『日本における仏塔の歴史』
前のページへ戻る

トップページへ戻る


@仏教(仏塔)伝来

 
 古代インドのストゥーパに起源を持つ塔は崇拝対象として

 アジアの仏教圏に広がり、中国、朝鮮半島の百済を経て、

 五世紀半ばの飛鳥時代に仏教と共に日本に伝わったと

 考えられている。日本で記録にあらわれる最初の仏塔は

 敏達天皇14(585)年に蘇我馬子が建てた大和飛鳥の

 「大野丘の北の塔」である。(日本書紀) しかし、この塔が

 どのようなものであったかは知れず、場所も特定されていない。




A飛鳥時代

 
 遺跡として確認できる最初の塔は、推古天皇元(593)年に

 建てられた飛鳥寺(法興寺)の五重塔である。このわが国

 最初の本格的寺院である飛鳥寺(法興寺)では仏舎利を

 納めた塔が伽藍の中心に据えられ、そのまわりを三つの金堂

 がとりまいていた。つまり、塔が寺院において最も重要なもので

 あることがわかる。続いて飛鳥時代初期に創建された大阪の

 四天王寺は、門、塔、金堂、講堂が南から一直線に並んで

 いる。そして同じく飛鳥時代建立の
法隆寺では中門を入ると、 

 金堂と塔が左右に並んで建っている。本尊を安置する金堂と

 塔が同格となったといえる。




B白鳳時代〜奈良時代前期


 続いて白鳳時代の伽藍配置を示す薬師寺になると、それまで

 一基だった塔が二基になって、伽藍の中心に建つ金堂の前

 に並ぶようになる。これは塔が仏舎利を祀るだけでなく、伽藍を

 荘厳する建築へと変容したことを意味する。




C奈良時代後期


 さらに奈良時代になると、東大寺の伽藍配置に見られるように

 (但し、東大寺には塔は現存していない)塔は中心堂宇が建つ

 回廊内から外に出てしまうこととなる。
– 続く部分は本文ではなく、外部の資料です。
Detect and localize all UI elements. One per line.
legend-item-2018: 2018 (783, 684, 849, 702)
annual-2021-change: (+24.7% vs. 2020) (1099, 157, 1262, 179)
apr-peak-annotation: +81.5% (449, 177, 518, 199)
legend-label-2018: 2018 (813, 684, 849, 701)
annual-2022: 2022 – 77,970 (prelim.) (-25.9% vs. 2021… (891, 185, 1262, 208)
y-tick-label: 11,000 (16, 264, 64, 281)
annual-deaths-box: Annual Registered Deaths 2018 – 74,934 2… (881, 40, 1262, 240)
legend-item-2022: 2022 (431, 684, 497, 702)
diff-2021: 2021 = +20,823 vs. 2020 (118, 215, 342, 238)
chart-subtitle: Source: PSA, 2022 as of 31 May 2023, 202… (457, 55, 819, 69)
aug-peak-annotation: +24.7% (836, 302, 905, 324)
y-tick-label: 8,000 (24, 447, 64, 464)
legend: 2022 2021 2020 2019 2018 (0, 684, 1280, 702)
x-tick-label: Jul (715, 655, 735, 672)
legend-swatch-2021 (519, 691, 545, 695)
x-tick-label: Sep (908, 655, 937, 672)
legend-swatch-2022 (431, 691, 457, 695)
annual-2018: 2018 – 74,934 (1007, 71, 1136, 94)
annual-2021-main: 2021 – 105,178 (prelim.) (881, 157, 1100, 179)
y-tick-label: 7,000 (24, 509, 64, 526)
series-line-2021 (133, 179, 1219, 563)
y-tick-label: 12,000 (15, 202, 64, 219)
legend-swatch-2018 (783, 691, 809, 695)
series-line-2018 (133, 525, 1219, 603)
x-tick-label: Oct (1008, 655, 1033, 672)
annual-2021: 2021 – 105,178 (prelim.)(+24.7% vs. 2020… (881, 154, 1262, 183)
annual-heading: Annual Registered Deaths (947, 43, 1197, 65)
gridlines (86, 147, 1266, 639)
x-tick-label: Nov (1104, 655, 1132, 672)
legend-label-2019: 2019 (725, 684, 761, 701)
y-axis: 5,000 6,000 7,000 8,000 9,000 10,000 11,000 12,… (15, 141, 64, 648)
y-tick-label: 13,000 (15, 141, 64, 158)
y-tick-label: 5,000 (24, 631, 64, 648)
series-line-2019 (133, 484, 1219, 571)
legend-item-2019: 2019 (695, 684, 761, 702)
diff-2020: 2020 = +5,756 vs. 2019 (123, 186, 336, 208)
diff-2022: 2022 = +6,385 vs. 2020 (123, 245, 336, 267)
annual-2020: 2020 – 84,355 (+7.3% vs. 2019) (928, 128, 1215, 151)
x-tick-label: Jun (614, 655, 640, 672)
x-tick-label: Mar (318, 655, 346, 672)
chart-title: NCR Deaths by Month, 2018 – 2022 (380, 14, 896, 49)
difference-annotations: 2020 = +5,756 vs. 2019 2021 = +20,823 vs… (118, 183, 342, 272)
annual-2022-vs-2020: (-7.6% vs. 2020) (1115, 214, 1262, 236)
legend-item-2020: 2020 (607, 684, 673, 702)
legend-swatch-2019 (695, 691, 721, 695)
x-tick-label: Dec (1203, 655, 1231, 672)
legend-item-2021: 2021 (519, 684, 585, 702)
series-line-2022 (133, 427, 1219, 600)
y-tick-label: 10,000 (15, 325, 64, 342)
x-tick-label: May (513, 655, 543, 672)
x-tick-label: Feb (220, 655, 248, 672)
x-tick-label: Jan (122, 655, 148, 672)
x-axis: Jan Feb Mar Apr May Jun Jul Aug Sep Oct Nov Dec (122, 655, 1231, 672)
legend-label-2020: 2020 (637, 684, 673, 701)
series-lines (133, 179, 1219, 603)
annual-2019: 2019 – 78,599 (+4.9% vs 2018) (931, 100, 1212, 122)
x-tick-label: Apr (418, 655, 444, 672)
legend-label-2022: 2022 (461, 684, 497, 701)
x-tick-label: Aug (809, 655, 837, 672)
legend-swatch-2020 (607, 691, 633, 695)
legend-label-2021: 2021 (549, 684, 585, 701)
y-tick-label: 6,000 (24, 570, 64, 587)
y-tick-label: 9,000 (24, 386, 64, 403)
つまり、飛鳥時代から

 奈良時代前期までに建てられた初期の仏塔(古代塔)は、

 仏舎利を納めた聖なる建物として、伽藍の中で金堂と共に

 重要な位置を占めていたが、奈良時代後期になると仏舎利の

 奉安は形式化されて仏像の安置が主となり、伽藍の中心は

 金堂に移り、塔は脇役へと地位が低下していった。この傾向

 は時代を経るにしたがって強まることとなる。




D平安時代



 平安時代になると、浄土式の池泉庭園をもうけた伽藍が

 つくられたが、阿弥陀堂が中心であり、塔は脇の方に建て

 られることが多く、山岳寺院などでは地形の制約から、

 室生寺五重塔のように小さな五重塔が山の平削地に

 建てられるようになった。




Eまとめ



 仏教伝来当初は、礼拝の第一義的な対象として、金堂と

 共に寺院の中心的な建物として伽藍の中にあった塔だが

 時代が下るにつれ、伽藍の中心や塔本来の宗教的な位置

 付けから離れ、信仰の証しから寺院のシンボル的な役割を

 色濃くしていったといえるだろう。